AIACC-Inference can optimize models that are built based on the Torch framework to improve inference performance. This topic describes how to manually install AIACC-Inference in Torch and provides examples to demonstrate how AIACC-Inference accelerates inference operations.

Prerequisites

An Alibaba Cloud GPU-accelerated instance is created.
  • Instance specifications: equipped with NVIDIA P100, V100, or T4 GPU
    Note For more information, see Instance families.
  • The image used by the instance: Ubuntu 16.04 LTS or CentOS 7.x

Background information

AIACC-Inference in Torch cuts computational graphs of models, fuses layers, and makes high-performance operational to improve inference performance of PyTorch. You can optimize the inference performance of deep learning models in the PyTorch framework.
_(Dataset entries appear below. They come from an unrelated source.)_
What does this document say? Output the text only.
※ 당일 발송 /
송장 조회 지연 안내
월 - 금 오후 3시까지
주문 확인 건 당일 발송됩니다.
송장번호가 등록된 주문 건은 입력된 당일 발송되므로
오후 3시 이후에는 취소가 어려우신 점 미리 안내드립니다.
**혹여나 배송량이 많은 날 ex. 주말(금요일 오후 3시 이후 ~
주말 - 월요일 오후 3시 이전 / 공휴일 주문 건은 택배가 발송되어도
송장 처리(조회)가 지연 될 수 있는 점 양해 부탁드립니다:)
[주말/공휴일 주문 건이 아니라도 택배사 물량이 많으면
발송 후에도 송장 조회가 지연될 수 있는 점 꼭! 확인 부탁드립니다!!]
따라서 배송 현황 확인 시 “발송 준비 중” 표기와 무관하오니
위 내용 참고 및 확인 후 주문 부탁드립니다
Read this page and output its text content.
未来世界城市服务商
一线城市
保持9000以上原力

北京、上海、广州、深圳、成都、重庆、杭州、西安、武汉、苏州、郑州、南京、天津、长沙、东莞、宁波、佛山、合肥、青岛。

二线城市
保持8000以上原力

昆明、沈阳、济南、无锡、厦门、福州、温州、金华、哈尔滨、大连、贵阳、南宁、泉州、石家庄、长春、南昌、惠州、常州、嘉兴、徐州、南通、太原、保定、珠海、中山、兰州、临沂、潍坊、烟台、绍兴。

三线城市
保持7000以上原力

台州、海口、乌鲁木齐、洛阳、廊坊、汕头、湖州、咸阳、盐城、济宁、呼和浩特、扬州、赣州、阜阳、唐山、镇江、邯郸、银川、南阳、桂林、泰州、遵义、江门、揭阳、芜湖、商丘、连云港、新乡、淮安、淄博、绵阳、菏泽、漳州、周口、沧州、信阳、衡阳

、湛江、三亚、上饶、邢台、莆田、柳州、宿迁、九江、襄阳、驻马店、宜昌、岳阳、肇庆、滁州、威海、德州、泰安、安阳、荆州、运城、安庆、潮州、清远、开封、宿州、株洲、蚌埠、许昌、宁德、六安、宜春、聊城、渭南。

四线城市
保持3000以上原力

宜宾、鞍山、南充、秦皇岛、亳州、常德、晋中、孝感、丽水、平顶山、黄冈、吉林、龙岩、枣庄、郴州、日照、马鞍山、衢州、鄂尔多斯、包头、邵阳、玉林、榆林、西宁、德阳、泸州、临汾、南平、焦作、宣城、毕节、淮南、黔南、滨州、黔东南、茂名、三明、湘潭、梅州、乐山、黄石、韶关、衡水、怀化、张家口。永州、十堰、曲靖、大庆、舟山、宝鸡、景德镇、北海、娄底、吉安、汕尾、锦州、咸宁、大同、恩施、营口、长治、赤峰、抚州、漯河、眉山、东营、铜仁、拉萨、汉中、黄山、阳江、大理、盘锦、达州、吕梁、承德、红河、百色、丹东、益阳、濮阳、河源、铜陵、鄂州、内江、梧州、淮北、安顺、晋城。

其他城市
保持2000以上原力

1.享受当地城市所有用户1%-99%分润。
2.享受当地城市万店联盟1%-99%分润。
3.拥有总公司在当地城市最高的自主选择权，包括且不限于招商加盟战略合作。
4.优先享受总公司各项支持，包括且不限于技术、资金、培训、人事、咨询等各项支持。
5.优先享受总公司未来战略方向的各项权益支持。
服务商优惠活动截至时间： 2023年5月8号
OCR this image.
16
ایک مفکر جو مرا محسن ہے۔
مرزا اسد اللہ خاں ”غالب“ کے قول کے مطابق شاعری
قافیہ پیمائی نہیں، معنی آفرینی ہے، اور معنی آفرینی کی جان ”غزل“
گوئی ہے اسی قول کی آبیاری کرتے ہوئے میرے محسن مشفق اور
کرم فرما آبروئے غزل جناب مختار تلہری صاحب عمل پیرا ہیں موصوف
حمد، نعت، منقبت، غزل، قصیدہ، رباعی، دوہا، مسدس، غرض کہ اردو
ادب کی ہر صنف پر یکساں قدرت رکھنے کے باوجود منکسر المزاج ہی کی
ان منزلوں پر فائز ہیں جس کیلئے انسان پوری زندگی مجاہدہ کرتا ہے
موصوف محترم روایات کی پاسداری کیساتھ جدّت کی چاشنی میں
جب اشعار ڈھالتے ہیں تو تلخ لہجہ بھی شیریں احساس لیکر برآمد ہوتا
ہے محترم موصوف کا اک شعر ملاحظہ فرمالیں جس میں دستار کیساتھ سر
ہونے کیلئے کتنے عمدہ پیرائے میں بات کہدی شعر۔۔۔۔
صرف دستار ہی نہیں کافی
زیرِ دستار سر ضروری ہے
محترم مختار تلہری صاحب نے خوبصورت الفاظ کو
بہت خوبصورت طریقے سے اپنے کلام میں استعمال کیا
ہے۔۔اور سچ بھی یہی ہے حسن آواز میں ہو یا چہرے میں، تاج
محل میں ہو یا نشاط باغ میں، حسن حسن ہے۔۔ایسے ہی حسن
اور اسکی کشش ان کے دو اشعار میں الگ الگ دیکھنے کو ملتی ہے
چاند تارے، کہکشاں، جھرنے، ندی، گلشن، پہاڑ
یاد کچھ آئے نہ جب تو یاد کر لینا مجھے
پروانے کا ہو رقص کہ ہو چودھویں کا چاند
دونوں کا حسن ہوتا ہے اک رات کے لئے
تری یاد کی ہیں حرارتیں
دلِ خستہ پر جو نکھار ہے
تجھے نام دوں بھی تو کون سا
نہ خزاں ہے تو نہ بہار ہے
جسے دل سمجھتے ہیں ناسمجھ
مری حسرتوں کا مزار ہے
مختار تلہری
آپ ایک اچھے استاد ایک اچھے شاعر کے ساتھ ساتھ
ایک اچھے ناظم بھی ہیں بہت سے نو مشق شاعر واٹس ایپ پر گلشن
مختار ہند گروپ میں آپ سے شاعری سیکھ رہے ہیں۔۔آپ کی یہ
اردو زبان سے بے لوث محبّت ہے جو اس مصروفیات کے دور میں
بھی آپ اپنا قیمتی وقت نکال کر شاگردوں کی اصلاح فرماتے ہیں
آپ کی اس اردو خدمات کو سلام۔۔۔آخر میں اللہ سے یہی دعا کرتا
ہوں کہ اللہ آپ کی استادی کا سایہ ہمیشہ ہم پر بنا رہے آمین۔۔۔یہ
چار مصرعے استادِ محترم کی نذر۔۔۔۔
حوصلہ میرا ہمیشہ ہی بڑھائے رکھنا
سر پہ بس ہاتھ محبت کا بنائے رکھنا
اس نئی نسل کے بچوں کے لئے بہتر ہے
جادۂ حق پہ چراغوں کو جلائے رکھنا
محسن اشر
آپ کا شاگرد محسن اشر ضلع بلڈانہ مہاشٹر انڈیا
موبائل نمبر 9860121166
When you optimize the inference performance, you can use just-in-time (JIT) compilation without specifying precision and dimensions.

AIACC-Inference in Torch can accelerate inferences by calling the aiacctorch.compile(model) operation. You need only to call the torch.jit.script or torch.jit.trace operation to convert the PyTorch model to the TorchScript model. For more information, see PyTorch official documentation. This topic provides examples on how to call the torch.jit.script and torch.jit.trace operations to improve inference performance.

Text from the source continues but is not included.